Secondo l’Unione internazionale per la conservazione della natura (Iucn) con sede a Ginevra, che compila ogni anno l’elenco degli animali a rischio di estinzione, l’olio di palma non è l’unico ad avere conseguenze negative sull’ambiente. Lo studio ha messo in relazione lo stato di salute di 100 mila specie con le produzioni di questi oli vegetali. Dall’analisi è emerso che l’olio di cocco mette a rischio 20,2 specie per ogni milione di tonnellate raccolte, seguito dall’oliva (4,1), dalla palma (3,8), dalla soia (1.3), arachide (1,02), girasole (0.05), canola (0,04). Secondo la lista Iucn, dunque, il peggiore è l’olio di cocco.
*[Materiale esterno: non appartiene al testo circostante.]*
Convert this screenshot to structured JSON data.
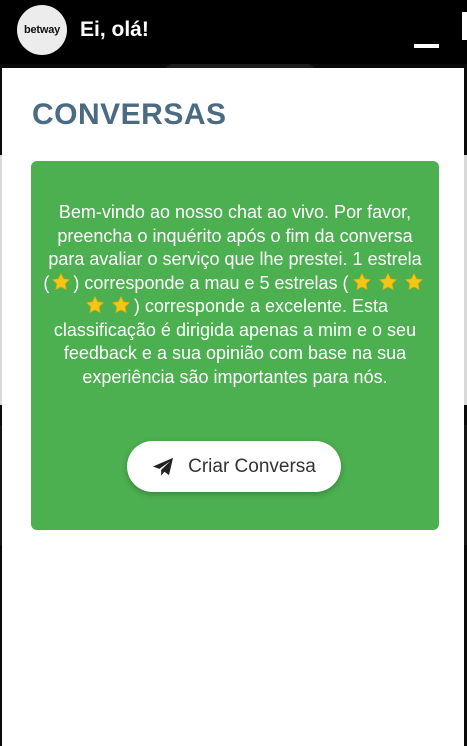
{
  "header": {
    "logo_text": "betway",
    "greeting": "Ei, olá!"
  },
  "panel": {
    "title": "CONVERSAS",
    "message": {
      "part1": "Bem-vindo ao nosso chat ao vivo. Por favor, preencha o inquérito após o fim da conversa para avaliar o serviço que lhe prestei. 1 estrela (",
      "part2": ") corresponde a mau e 5 estrelas (",
      "part3": ") corresponde a excelente. Esta classificação é dirigida apenas a mim e o seu feedback e a sua opinião com base na sua experiência são importantes para nós."
    },
    "cta_label": "Criar Conversa"
  },
  "icons": {
    "star": "star-icon",
    "send": "paper-plane-icon",
    "minimize": "minimize-icon"
  },
  "colors": {
    "card": "#4caf50",
    "title": "#4a6b82",
    "star": "#f5c518"
  }
}
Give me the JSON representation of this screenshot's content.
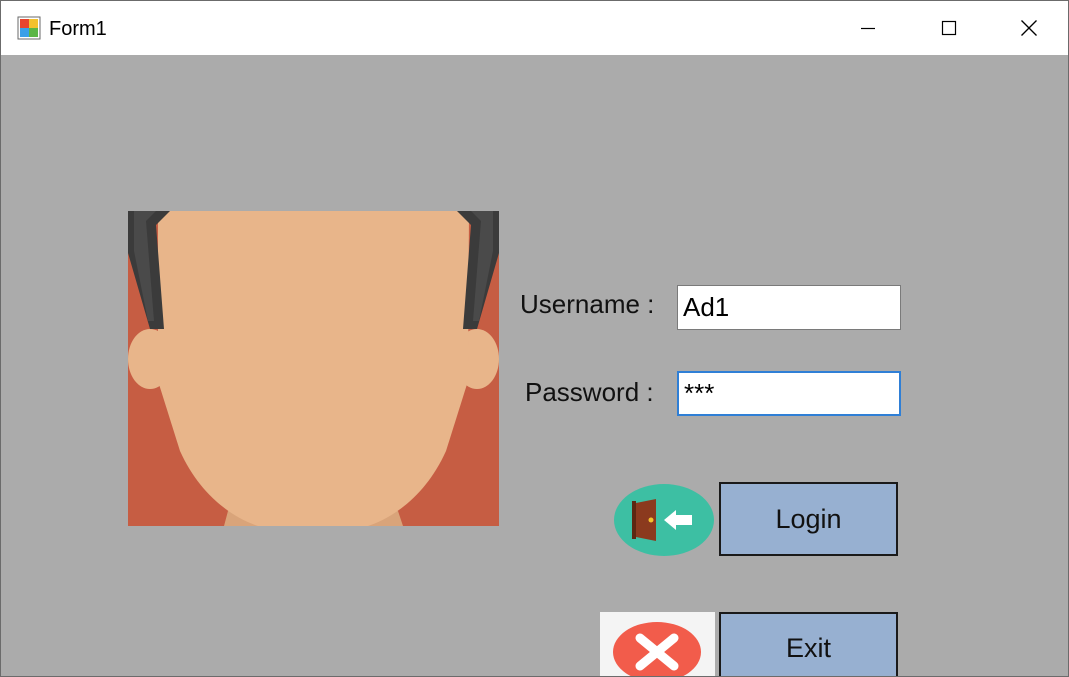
{
  "window": {
    "title": "Form1",
    "icon": "winforms-app-icon",
    "controls": {
      "minimize": "minimize-icon",
      "maximize": "maximize-icon",
      "close": "close-icon"
    }
  },
  "form": {
    "avatar": "person-face-picture",
    "username": {
      "label": "Username :",
      "value": "Ad1"
    },
    "password": {
      "label": "Password :",
      "value": "***"
    },
    "login_button": {
      "label": "Login",
      "icon": "door-enter-icon"
    },
    "exit_button": {
      "label": "Exit",
      "icon": "red-x-icon"
    }
  },
  "colors": {
    "form_background": "#ababab",
    "button_background": "#97b0d1",
    "login_icon_circle": "#3dbfa3",
    "exit_icon_circle": "#f25c4b",
    "face_skin": "#e8b58a",
    "face_background": "#c65d43"
  }
}
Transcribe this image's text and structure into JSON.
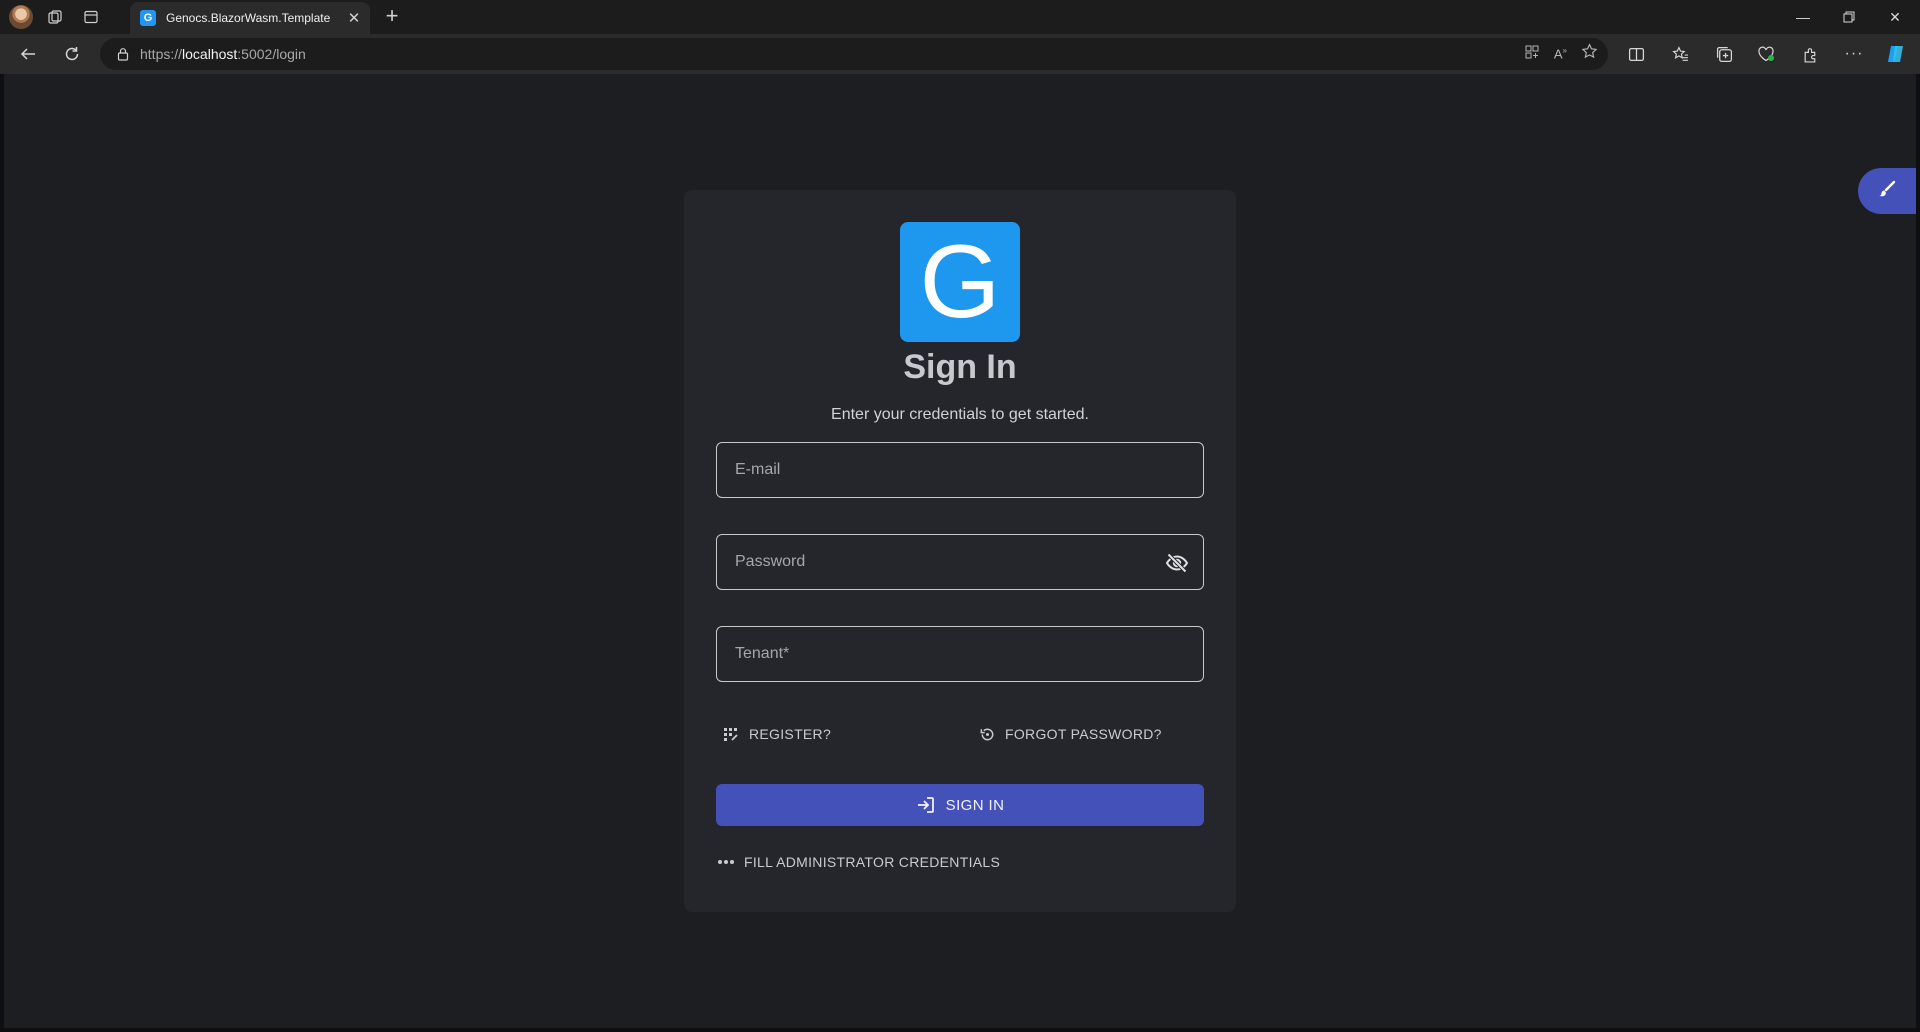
{
  "browser": {
    "tab_title": "Genocs.BlazorWasm.Template",
    "tab_favicon_letter": "G",
    "url_scheme": "https://",
    "url_host": "localhost",
    "url_path": ":5002/login"
  },
  "login": {
    "logo_letter": "G",
    "title": "Sign In",
    "subtitle": "Enter your credentials to get started.",
    "email_placeholder": "E-mail",
    "password_placeholder": "Password",
    "tenant_placeholder": "Tenant*",
    "register_label": "REGISTER?",
    "forgot_label": "FORGOT PASSWORD?",
    "signin_label": "SIGN IN",
    "fill_admin_label": "FILL ADMINISTRATOR CREDENTIALS"
  },
  "colors": {
    "page_bg": "#1c1e21",
    "card_bg": "#24262b",
    "primary": "#4451b8",
    "logo_bg": "#1e98ef"
  },
  "icons": {
    "password_toggle": "eye-off-icon",
    "register": "register-icon",
    "forgot": "restore-icon",
    "signin": "login-icon",
    "fill_admin": "more-horiz-icon",
    "theme": "brush-icon"
  }
}
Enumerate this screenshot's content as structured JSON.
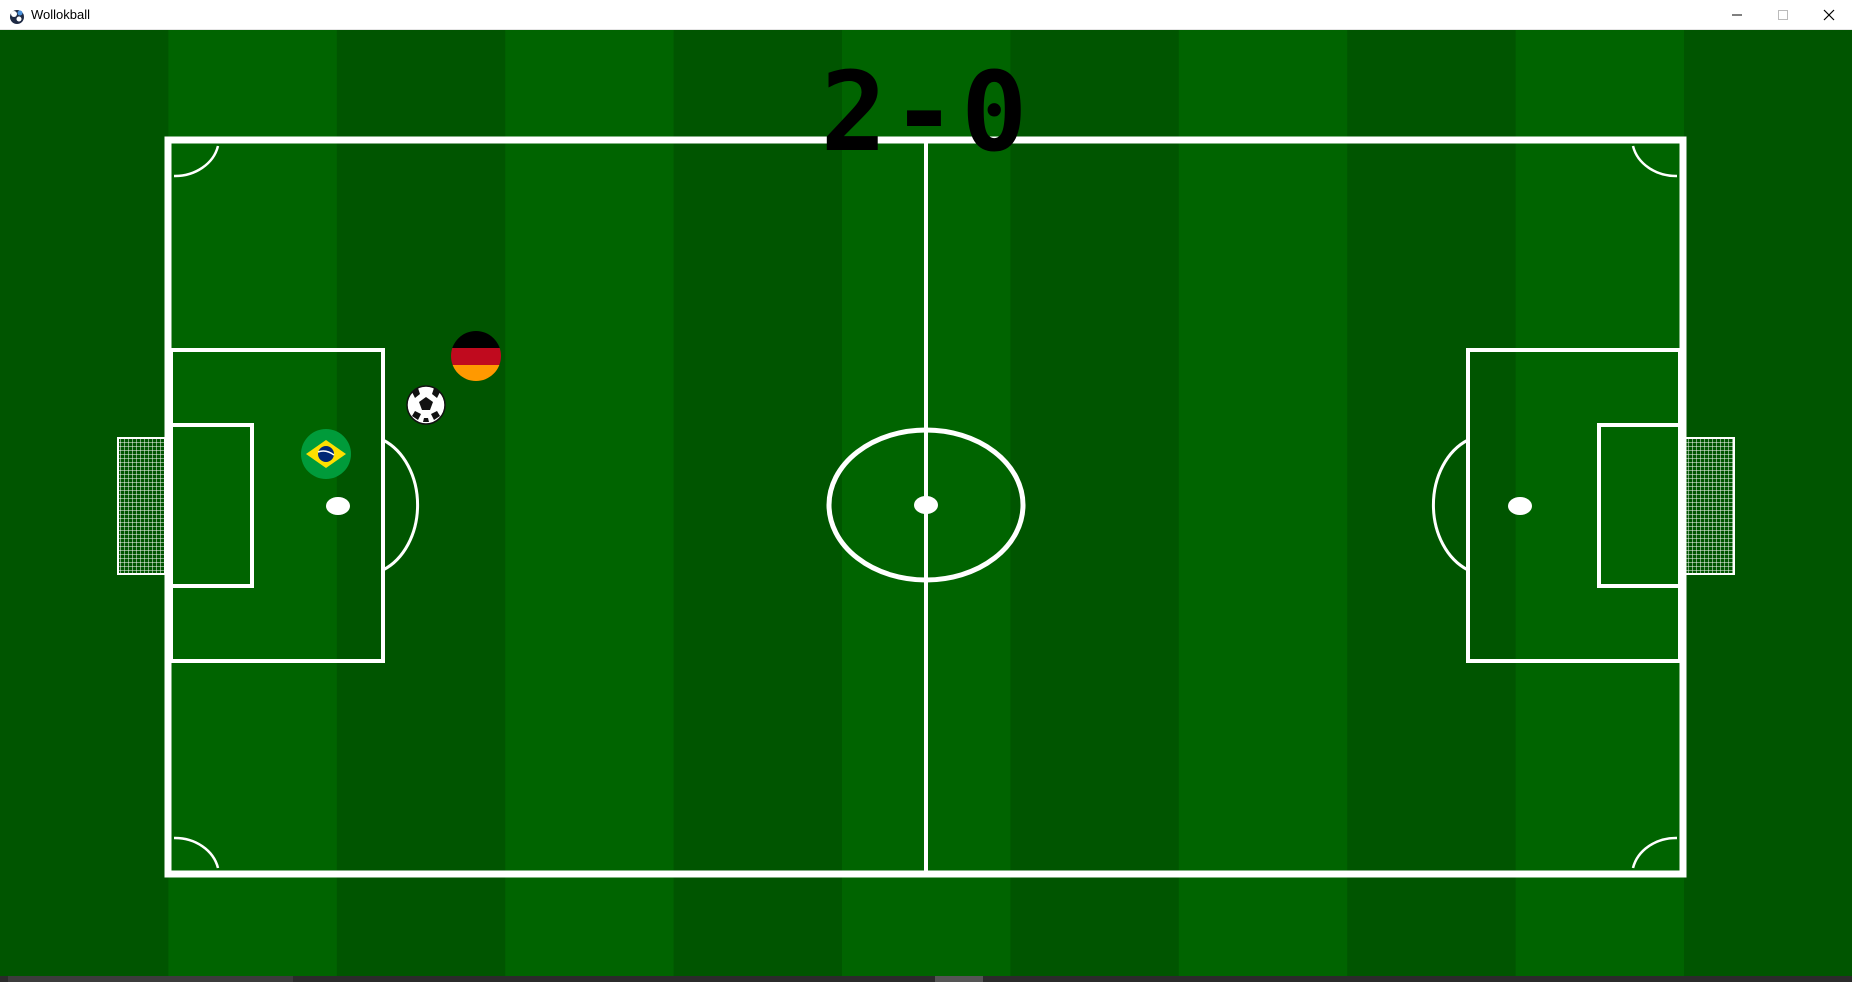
{
  "window": {
    "title": "Wollokball",
    "app_icon": "wollok-icon",
    "controls": [
      "minimize-icon",
      "maximize-icon",
      "close-icon"
    ]
  },
  "game": {
    "score": "2-0",
    "players": [
      {
        "name": "brazil",
        "icon": "brazil-flag-icon"
      },
      {
        "name": "germany",
        "icon": "germany-flag-icon"
      }
    ],
    "ball_icon": "soccer-ball-icon"
  },
  "colors": {
    "stripe_dark": "#005500",
    "stripe_light": "#006400",
    "lines": "#ffffff",
    "score_text": "#000000"
  }
}
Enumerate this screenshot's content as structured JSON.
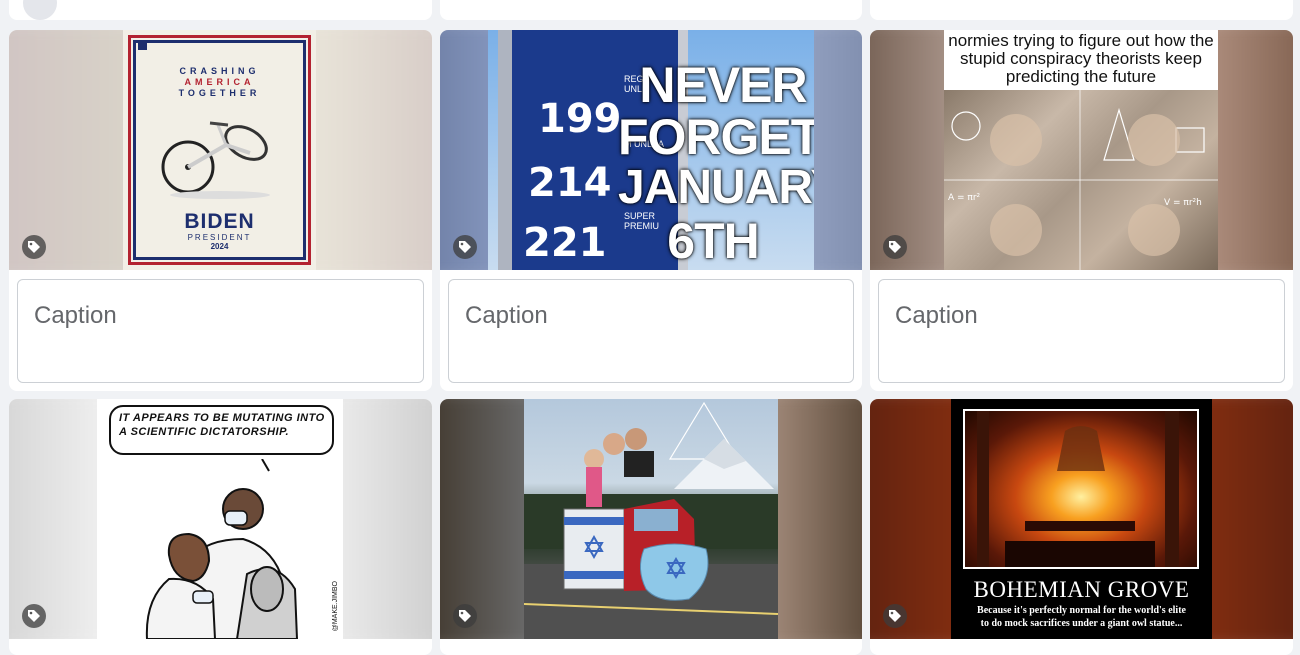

Nello specifico il cocco ha già condotto all’estinzione in passato dell’uccello dagli occhiali delle Marianne e della volpe volante di Ontong. Ora sono invece a rischio il tragulo delle Filippine, il tarsio di Sangihe e il paradiso ceruleo. Dopo il cocco, nella classifica Iucn c’è l’olio di oliva soprattutto per le pratiche di raccolta. In Spagna nel 2019 l’uso di aspiratori per raccogliere le bacche di notte ha provocato la morte di 2,6 milioni di uccelli.
Secondo gli esperti non si tratta di stigmatizzare un olio rispetto all’altro, molto dipende infatti dalle pratiche agricole che sono adottate. Tutti possono essere ricavati in modo da trarre più benefici sociali per la terra. Per l’olio di palma per esempio è stato introdotto un marchio che attesta la coltivazione non in aree di foresta ed è stato proposto di non usarlo per fini alimentari. Il cocco può non essere una monocultura e può essere unito a banana, cacao e caffè, migliorando l’uso delle superfici. Si tratta, quindi, di un’agricoltura rigenerativa che consente l’adozione di pratiche manuali meno invasive.